From September 1, you'll need a telly licence if you stream catch-up or on-demand TV from the BBC's iPlayer service, regardless if you've got a television set or not phone, computer, potato, whatever, you'll have to cough up.
In preparation for this, allegedly, the Beeb's heavies are going to drive vans around Blighty's streets with gear that will spy on people's wireless networks to make sure they're not streaming iPlayer without a licence. Assuming this is true, and another sign that Britain is nothing more than a parody dystopian state, how exactly is this going to work?
Well, there are a number of options.
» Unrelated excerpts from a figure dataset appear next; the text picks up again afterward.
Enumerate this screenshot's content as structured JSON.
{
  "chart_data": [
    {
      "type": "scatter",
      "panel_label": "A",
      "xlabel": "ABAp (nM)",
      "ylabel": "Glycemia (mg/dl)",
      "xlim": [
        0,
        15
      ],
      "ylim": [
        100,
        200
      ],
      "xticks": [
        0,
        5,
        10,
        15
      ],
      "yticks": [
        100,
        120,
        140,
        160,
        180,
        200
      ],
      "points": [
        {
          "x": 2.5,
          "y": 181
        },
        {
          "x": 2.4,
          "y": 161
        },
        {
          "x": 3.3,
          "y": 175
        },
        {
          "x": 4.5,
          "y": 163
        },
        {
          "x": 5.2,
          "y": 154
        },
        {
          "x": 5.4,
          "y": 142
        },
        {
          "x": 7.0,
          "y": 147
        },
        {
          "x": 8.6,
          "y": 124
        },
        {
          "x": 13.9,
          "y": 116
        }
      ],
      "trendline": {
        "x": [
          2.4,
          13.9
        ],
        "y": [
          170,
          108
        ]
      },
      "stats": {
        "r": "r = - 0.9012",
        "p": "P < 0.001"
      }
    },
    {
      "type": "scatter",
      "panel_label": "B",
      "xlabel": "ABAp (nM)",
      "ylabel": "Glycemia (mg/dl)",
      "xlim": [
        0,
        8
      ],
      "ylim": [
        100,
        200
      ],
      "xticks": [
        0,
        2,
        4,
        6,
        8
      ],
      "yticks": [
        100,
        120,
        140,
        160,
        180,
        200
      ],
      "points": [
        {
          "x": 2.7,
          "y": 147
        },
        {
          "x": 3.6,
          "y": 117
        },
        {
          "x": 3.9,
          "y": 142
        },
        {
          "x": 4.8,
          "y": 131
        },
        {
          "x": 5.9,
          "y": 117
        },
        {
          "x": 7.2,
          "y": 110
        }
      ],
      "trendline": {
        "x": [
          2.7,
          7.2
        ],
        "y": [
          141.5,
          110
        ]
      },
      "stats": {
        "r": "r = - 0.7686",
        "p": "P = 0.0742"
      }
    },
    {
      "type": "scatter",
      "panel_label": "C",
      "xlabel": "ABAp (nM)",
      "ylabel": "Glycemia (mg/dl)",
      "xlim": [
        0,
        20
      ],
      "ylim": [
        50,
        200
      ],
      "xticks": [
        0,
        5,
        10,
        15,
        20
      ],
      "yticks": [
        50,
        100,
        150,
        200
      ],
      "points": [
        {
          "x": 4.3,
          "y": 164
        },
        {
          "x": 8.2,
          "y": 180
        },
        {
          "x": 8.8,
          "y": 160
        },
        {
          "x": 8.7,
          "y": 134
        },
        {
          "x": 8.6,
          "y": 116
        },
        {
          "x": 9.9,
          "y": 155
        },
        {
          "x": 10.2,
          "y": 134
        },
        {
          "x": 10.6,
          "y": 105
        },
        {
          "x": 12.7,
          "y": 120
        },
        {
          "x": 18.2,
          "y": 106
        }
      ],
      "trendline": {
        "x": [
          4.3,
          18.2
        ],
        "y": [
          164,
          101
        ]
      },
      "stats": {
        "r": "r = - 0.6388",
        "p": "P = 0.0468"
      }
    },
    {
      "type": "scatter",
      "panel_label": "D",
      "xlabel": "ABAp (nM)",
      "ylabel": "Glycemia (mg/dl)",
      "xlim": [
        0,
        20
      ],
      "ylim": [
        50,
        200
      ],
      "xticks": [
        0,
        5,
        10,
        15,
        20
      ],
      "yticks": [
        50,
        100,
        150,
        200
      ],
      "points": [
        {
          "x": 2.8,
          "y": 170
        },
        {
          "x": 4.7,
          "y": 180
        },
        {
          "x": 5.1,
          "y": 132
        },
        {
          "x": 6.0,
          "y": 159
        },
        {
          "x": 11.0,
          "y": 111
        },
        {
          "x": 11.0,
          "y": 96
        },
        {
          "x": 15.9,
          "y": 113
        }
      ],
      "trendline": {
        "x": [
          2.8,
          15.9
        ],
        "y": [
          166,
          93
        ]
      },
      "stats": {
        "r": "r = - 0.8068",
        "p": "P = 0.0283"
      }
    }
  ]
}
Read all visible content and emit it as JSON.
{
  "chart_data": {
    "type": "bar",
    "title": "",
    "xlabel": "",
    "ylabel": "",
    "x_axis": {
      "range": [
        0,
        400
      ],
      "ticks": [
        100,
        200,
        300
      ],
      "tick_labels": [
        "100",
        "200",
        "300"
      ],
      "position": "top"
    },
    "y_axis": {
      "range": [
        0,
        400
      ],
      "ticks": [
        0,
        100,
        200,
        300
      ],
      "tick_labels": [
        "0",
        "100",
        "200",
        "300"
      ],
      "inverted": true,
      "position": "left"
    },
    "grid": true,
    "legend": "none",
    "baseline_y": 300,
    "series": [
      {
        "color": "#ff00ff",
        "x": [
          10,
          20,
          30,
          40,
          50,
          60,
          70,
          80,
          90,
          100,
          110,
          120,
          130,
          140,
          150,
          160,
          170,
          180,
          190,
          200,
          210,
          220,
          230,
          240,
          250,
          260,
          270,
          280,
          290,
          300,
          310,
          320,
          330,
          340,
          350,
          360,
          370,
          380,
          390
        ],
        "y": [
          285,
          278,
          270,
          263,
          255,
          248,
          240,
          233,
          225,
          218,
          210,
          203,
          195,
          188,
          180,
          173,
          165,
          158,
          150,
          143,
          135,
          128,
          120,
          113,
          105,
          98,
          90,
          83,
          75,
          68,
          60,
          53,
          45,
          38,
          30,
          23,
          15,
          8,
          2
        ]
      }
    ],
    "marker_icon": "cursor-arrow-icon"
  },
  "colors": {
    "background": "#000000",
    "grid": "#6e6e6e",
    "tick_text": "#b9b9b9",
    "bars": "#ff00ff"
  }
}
The most sane, and we use that term loosely, is: the BBC TV licensing enforcers aka Capita Business Services will park outside homes that aren't paying a telly tax and record packets transmitted on Wi-Fi frequencies. If these packets, even if they are encrypted as they should be with WPA2 or whatever, match the size and pattern of iPlayer video packets, then presumably you'll start getting angry letters demanding £145.50, doorsteppings and potentially prosecution and fines.